June 20th, 2012
Highlights from the 2012 Personal Democracy Forum
This post originally appeared on The Hive Learning Center Blog at explorecreateshare.org. Reposted with permission.
There are a few conferences that I look forward to as ones that bring together the issues and minds that I feel most akin to, and the Personal Democracy Forum is at the top of the list. The vision of digital media and technology making democracy more accessible embodies what I believe PDF aims to achieve. I got the opportunity to attend PDF 2012, and thus would like to offer my thoughts on my experience.
The conference opened with an amazing presentation by Susan Crawford, who framed what I believe to be the single, most important issue involving the dissemination of democratic opportunities: access. She laid out very clearly the problem of our dwindling telecommunication infrastructure, and pronounced the intentions of major telecommunications corporations to abandon the landline copper cable network. The rationale for this decision, she explained, can be found in market data showing that more and more people in the United States are choosing to relinquish their reliance on the traditional method of communication by wire for that of the wireless/cellular. The choice by the telecom corporations to abandon landlines demonstrates a lack of vision and foresight, and signals a concentration on short-term market gain by allotting increasingly more resources to bolster their wireless networks. The only way to address the decaying infrastructure of the traditional phone system is to deliver fiber optics to every household, but these telecom corporations view that prospect as too expensive. Meanwhile, in Europe, Japan and other parts of Asia, there are massive projects to deliver fiber optics to the home. Fiber optics are the only existing technology able to satisfy projected demands for bandwidth. Chaining Americans to wireless telecommunications threatens not only our ability to compete with other nations, but also the extension of opportunities created by a steady flow of digital information for the millions who are stuck between a copper cable and a wireless network.

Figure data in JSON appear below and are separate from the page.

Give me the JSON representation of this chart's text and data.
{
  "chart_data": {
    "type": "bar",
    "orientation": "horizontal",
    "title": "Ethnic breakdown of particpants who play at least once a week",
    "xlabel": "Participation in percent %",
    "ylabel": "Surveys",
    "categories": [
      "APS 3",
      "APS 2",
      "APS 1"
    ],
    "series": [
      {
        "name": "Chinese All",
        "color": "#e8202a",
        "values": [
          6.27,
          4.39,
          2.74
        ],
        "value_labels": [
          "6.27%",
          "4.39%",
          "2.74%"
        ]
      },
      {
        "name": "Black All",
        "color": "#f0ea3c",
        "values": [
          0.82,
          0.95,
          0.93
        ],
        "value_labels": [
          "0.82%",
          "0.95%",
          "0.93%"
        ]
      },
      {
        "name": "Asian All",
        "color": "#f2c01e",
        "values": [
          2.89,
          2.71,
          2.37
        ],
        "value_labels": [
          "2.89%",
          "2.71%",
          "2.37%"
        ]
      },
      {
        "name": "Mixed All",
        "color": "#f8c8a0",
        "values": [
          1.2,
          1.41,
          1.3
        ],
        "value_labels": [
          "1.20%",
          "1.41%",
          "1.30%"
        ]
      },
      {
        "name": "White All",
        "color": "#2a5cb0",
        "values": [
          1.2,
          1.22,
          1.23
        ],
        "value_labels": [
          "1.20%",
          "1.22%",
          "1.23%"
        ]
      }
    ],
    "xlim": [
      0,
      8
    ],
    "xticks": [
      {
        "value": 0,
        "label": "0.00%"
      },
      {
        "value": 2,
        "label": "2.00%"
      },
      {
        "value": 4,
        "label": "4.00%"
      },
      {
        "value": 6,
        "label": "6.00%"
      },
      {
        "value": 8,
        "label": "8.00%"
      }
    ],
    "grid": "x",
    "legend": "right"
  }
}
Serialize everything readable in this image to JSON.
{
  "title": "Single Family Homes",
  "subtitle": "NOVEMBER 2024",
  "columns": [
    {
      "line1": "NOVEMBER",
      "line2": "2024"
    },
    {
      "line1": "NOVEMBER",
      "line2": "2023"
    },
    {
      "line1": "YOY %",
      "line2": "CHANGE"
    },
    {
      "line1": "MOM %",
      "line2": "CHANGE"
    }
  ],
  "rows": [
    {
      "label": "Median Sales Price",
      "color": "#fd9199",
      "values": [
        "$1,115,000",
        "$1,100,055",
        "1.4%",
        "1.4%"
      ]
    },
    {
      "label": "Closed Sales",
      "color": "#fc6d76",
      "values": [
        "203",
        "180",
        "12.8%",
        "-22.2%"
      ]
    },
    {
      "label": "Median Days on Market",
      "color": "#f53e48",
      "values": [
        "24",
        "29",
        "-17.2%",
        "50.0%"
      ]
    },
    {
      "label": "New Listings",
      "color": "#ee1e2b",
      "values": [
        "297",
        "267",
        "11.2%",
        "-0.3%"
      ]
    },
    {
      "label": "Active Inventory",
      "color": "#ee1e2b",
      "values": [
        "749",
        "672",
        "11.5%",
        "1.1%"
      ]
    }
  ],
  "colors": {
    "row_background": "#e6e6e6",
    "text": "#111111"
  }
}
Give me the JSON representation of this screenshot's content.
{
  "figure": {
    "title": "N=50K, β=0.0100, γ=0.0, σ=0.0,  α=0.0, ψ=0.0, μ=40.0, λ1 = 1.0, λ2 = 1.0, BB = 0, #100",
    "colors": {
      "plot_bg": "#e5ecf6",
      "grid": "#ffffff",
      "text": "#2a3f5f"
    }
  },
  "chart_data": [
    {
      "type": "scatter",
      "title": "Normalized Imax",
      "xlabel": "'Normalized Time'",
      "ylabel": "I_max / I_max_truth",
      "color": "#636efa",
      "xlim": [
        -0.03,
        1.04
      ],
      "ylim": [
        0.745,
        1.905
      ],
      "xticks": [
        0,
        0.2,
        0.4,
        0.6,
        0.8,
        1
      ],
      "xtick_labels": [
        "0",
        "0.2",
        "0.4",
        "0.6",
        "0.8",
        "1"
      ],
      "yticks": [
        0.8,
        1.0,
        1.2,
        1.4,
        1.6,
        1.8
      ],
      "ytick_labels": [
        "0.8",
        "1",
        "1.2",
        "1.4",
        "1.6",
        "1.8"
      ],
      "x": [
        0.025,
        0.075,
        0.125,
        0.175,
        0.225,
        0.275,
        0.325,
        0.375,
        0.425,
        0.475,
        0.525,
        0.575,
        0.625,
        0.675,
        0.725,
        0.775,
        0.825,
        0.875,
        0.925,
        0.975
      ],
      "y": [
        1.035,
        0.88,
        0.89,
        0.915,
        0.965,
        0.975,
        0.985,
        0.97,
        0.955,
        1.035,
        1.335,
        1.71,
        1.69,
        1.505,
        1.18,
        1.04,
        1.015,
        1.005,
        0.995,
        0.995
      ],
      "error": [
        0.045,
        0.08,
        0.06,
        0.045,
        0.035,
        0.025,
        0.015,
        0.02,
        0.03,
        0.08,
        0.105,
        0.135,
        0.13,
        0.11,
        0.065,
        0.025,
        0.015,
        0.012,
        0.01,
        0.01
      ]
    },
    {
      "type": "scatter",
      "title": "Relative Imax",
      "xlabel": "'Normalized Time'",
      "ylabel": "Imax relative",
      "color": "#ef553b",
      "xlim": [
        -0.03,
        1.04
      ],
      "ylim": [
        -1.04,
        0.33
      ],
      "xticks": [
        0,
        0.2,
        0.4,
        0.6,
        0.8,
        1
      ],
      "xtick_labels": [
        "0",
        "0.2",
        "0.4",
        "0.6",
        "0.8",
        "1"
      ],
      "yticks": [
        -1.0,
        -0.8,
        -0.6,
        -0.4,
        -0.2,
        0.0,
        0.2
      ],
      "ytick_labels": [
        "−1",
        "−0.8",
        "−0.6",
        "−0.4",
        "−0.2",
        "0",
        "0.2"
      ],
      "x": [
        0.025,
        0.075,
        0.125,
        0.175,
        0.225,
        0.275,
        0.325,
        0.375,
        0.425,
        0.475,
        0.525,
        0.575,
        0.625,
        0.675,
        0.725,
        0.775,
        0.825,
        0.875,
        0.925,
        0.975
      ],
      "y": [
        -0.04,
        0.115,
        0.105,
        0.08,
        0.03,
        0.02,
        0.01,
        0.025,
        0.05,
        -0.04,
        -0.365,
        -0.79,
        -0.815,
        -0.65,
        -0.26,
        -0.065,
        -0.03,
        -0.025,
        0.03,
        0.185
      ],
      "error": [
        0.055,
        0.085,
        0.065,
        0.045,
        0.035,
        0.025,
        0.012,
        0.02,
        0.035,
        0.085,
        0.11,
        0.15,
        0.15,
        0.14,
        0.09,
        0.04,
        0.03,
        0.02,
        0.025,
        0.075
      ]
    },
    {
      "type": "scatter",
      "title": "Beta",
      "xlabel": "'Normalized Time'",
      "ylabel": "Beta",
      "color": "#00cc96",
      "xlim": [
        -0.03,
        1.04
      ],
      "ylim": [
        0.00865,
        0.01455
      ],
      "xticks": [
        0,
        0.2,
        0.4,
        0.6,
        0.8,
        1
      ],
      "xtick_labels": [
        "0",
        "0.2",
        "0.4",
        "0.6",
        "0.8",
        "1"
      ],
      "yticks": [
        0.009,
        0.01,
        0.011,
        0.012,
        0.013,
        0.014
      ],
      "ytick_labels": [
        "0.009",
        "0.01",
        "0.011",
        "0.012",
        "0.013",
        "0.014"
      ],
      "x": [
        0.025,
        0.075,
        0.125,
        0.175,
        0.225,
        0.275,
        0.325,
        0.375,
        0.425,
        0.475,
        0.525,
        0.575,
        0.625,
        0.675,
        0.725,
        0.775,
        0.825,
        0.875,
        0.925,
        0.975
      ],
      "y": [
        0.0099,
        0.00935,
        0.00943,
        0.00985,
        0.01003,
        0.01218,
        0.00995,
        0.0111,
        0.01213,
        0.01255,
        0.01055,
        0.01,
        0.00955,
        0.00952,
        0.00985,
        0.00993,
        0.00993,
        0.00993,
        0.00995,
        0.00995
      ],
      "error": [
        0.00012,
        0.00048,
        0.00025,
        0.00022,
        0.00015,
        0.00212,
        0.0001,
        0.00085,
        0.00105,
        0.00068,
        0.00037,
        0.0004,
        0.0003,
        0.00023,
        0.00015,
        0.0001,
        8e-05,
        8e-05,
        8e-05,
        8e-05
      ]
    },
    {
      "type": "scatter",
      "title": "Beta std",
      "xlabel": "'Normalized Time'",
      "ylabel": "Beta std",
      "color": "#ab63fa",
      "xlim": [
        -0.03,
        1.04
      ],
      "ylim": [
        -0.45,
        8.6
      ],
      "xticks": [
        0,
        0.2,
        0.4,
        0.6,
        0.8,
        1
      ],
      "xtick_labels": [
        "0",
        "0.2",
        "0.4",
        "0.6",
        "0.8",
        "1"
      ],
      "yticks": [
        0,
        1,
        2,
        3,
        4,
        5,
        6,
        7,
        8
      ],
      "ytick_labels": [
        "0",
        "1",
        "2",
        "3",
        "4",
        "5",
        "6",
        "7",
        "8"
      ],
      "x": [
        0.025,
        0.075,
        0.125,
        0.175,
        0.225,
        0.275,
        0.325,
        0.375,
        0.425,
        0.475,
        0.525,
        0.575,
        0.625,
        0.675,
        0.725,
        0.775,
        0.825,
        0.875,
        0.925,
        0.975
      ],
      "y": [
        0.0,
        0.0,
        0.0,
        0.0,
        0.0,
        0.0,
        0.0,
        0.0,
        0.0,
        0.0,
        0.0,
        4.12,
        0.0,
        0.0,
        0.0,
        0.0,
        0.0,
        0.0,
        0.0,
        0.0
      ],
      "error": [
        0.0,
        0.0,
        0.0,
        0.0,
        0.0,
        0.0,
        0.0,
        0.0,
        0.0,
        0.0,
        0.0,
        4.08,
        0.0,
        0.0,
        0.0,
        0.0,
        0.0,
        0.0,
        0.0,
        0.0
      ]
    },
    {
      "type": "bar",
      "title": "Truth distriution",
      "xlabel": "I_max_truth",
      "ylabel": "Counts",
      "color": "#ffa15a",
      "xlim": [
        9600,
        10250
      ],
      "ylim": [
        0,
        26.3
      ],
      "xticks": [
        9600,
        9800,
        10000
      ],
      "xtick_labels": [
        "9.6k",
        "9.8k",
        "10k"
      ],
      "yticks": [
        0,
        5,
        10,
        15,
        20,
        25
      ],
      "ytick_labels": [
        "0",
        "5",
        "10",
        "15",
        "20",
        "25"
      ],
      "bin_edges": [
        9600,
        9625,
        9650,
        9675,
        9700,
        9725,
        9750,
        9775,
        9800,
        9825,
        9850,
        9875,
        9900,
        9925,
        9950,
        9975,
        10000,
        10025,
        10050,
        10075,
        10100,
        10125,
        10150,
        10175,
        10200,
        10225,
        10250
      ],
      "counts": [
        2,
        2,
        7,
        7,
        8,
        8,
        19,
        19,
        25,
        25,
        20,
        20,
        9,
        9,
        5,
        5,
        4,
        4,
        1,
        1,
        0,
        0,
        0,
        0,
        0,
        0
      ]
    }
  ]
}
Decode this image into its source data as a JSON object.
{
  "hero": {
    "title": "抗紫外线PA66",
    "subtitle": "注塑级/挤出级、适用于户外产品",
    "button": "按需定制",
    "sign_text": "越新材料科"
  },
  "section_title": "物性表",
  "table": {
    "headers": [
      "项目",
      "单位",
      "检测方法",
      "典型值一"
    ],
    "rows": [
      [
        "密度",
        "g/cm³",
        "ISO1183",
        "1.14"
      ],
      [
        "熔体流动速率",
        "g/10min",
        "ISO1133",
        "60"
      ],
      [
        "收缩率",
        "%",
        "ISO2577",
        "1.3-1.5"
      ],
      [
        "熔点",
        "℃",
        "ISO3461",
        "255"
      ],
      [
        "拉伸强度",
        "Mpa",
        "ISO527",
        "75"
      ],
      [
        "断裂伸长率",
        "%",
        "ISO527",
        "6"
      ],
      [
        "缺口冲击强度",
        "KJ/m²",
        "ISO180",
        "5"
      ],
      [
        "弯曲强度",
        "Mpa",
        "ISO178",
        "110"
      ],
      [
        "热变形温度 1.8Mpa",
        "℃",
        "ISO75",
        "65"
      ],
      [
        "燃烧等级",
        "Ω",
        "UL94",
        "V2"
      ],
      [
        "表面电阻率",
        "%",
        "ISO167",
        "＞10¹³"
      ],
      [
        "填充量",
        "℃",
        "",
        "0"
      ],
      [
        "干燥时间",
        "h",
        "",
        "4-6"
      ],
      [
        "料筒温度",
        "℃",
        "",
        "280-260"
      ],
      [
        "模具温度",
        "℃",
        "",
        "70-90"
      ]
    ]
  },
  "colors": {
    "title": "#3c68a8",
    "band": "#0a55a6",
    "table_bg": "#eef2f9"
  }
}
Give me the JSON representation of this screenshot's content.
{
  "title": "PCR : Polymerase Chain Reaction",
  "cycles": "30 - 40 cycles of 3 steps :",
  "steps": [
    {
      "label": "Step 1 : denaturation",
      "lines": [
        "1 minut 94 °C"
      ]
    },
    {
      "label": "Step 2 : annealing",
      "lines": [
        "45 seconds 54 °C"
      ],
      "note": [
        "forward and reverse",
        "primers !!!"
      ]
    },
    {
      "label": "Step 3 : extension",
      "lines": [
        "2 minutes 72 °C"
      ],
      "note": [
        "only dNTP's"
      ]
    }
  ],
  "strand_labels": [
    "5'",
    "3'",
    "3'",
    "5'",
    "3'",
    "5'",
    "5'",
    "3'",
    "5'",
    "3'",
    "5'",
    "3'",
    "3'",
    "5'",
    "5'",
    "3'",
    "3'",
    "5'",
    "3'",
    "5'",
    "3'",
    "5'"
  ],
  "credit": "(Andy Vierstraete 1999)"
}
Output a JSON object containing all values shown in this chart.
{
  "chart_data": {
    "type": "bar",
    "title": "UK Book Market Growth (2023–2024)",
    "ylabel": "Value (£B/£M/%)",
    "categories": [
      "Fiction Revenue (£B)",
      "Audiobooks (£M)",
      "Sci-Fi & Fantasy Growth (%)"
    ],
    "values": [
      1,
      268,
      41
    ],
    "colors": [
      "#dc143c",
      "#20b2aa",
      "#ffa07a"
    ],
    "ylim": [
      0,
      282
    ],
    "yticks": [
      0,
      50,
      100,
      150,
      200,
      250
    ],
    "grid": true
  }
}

Do students who learn how to code become better citizens?
We were asked to break into small groups of 4 or 5 and discuss this question, and encouraged to truly consider both the affirmative and negative answers. It became clear in my group’s discussion that the notion of youth learning how to construct the very websites, social media portals and games with which they spend so much time would impart a vital message as to how they can engage and take ownership of their larger community. Learning how to build their own sports website, will alter the way they think about their own favorite website, which will impact the way they think of all information they glean from the Internet. This in turn will potentially impact the way they view the real world. For example, once they understand what happens to the garbage that gets picked up every week, they might feel more compelled to do something about the overflowing trashcan on the busy street corner. Next, we were asked to come up with an engaging project that would eventually involve 39 mayors across the country and a well-known celebrity, all with the goal of connecting youth to civics and activism. Although we were only given a short amount of time to come up with projects to pitch to the panel, the results were pretty amazing. Most of the ideas made it to this Etherpad, and I highly suggest you check it out.
All in all, I had a decent experience at PDF. There were some real gems, but there were also some glaring issues that I think a conference aimed at promoting democracy via digital technology needs to address. For one thing, I am still stammered by the lack of racial or socioeconomic diversity among the workshop presenters and the conference attendees. PDF needs to make a concerted effort to address this both explicitly as part of their overall message and mission, and implicitly by doing more outreach and recruitment. I was also personally disappointed by the lack of media literacy-related subjects, as it is my belief that there is no greater way to spread and strengthen democracy than to make sure people understand how much media impact every single facet of their lives.
However, I look forward to the 10th anniversary of PDF next year, and have already marked my calendar. While there are a few things I would change, PDF remains a valuable opportunity for the brightest minds and most pressing issues to converge around the issue of media and democracy.